Join the discussion 9 Comments

  • Not only doesn’t your calling need to be all-encompassing, it doesn’t have to be balanced at all times. For me, balance is a high priority. Some callings do require an all-out push at least for a time. As I debated with myself whether or not to write a book, one item on the “no” side of the list was the imbalance that would be required. When I talked through the issue with someone, she pointed out that the imbalance wouldn’t last forever. I could have balance over all, even if not for a time. That helped lead me to the decision to write. Book proposal now submitted and I am awaiting an answer!

  • Donna says:

    Wow…you just reinforced and clarified something that has been troubling me for a couple years…what’s my calling? I’ve been asking myself what’s my greater purpose over and over and over again and nothing. But for the last couple weeks I have been working diligently to get a wheelchair ramp built for my 84 year old father so that he could come home from the hospital. And last week he was able to go home. And Sunday I spent the afternoon with him, in his house, just sitting in his living room watching the football game. It felt so good once the ramp was accomplished. And now I realize that I responded to what was calling me then. And I filled a need. And now I can respond to the next calling, whatever it may be.

  • I am so grateful to you for this reframing of that troublesome and heavy question — “What’s my calling?”. “What’s calling me right now” is so much lighter. Add to that the freedom to release attaching paying the mortgage to our callings, and now we’ve got a formula for success, aka happiness. Here’s to Playing Big!

  • I love your story Tara. Thank you for giving us a glimpse into a younger version of you.
    I also love the question, “What makes me feel fully alive?” It can be in the moment, for the week, or for longer.
    I love the reframe and find it so much more gentle.

  • Yes! That is exactly it. Thanks for expressing that emotion so perfectly.

    I’m following a calling right now (to support small businesses by launching a blog that combines my love of writing with my expertise in operations), and the energy is amazing! I realize that this has actually been bubbling up for a while in me, but only now do I have the calling to actually make it happen.
    I used to feel guilty because it seemed like something I ‘should’ be doing, and now fixing my site to be ready to launch the blog is so light and fun because it is something I am called to do.
    And that is a great check-in phrase to use in my future…what’s calling me right now? Love it.

  • Selena says:

    You nailed it again Tara! What a liberating way to reframe “our calling.” We should allow ourselves to breath outside the lines of societal norms and the expectations of others. I’ve had the good fortune to work in many different fields and felt each one was in someway my “calling.” Turns out, what was calling me in diverse careers ultimately created a well-rounded powerful combination supporting me in my current “calling.” I wonder how incredible the world would be if we all could begin our lives from this paradigm.

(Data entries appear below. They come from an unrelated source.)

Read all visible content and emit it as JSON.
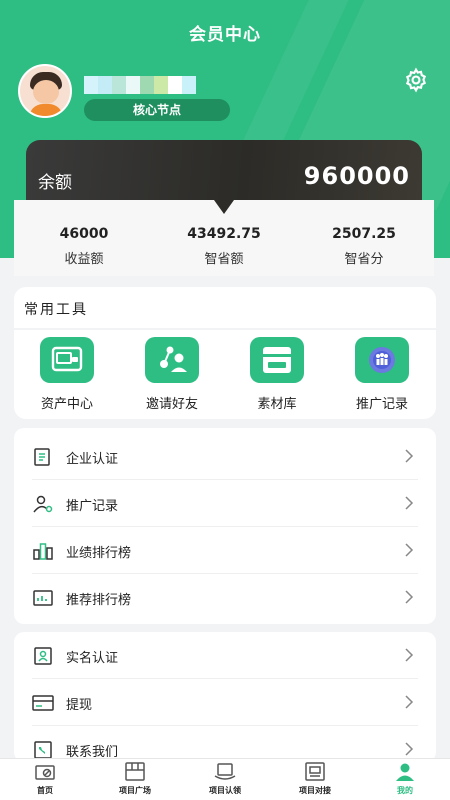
{
  "header": {
    "title": "会员中心",
    "level_badge": "核心节点",
    "username_tiles": [
      "#d4f3fb",
      "#c4ecf6",
      "#b9e6d9",
      "#eaf8f8",
      "#9fd9b2",
      "#cde9a8",
      "#ffffff",
      "#c8f1fa"
    ]
  },
  "balance": {
    "label": "余额",
    "value": "960000"
  },
  "stats": [
    {
      "value": "46000",
      "label": "收益额"
    },
    {
      "value": "43492.75",
      "label": "智省额"
    },
    {
      "value": "2507.25",
      "label": "智省分"
    }
  ],
  "tools": {
    "title": "常用工具",
    "items": [
      {
        "label": "资产中心",
        "icon": "wallet-icon"
      },
      {
        "label": "邀请好友",
        "icon": "invite-friends-icon"
      },
      {
        "label": "素材库",
        "icon": "store-icon"
      },
      {
        "label": "推广记录",
        "icon": "people-icon"
      }
    ]
  },
  "menu1": [
    {
      "label": "企业认证",
      "icon": "certificate-icon"
    },
    {
      "label": "推广记录",
      "icon": "share-user-icon"
    },
    {
      "label": "业绩排行榜",
      "icon": "bar-ranking-icon"
    },
    {
      "label": "推荐排行榜",
      "icon": "chart-ranking-icon"
    }
  ],
  "menu2": [
    {
      "label": "实名认证",
      "icon": "id-card-icon"
    },
    {
      "label": "提现",
      "icon": "card-icon"
    },
    {
      "label": "联系我们",
      "icon": "contact-icon"
    }
  ],
  "tabbar": [
    {
      "label": "首页",
      "icon": "home-icon",
      "active": false
    },
    {
      "label": "项目广场",
      "icon": "square-icon",
      "active": false
    },
    {
      "label": "项目认领",
      "icon": "claim-icon",
      "active": false
    },
    {
      "label": "项目对接",
      "icon": "docking-icon",
      "active": false
    },
    {
      "label": "我的",
      "icon": "user-icon",
      "active": true
    }
  ],
  "colors": {
    "brand_green": "#2ebd83",
    "dark_green": "#1f8f5f",
    "card_dark": "#2c2b27"
  }
}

  • […] qu’écrit Tara Mohr, l’auteure du livre Playing Big et du e-course du même nom. Dans cet article, Tara souligne qu’il n’est pas nécessaire d’avoir une vocation à vie. Que […]

  • […] “I’m not a fan of the question, “What’s my calling?” because the question is stressful, and it also implies we each only have one calling. I am, however, a fan of the question, “What’s calling me right now?” (Read her full post here.) […]

  • Jess Kapp says:

    Tara, your story is so similar to mine, but it went the other way around (English major turned science major). Ultimately, it was finding within myself the trust that I could do something out of my comfort zone that pushed me forward and motivated me to go where I never dreamed I could go (Tibet, for months, living in one of the most remote locations on the globe, in a tent, the only woman in a group of men). I have a book about my story coming out next year, and my blog is dedicated to inspiring women to push beyond their comfort zones and try anything they feel passionate about. We should connect – many similar ideas and messages in our work. I really enjoyed your post and wish you all the best!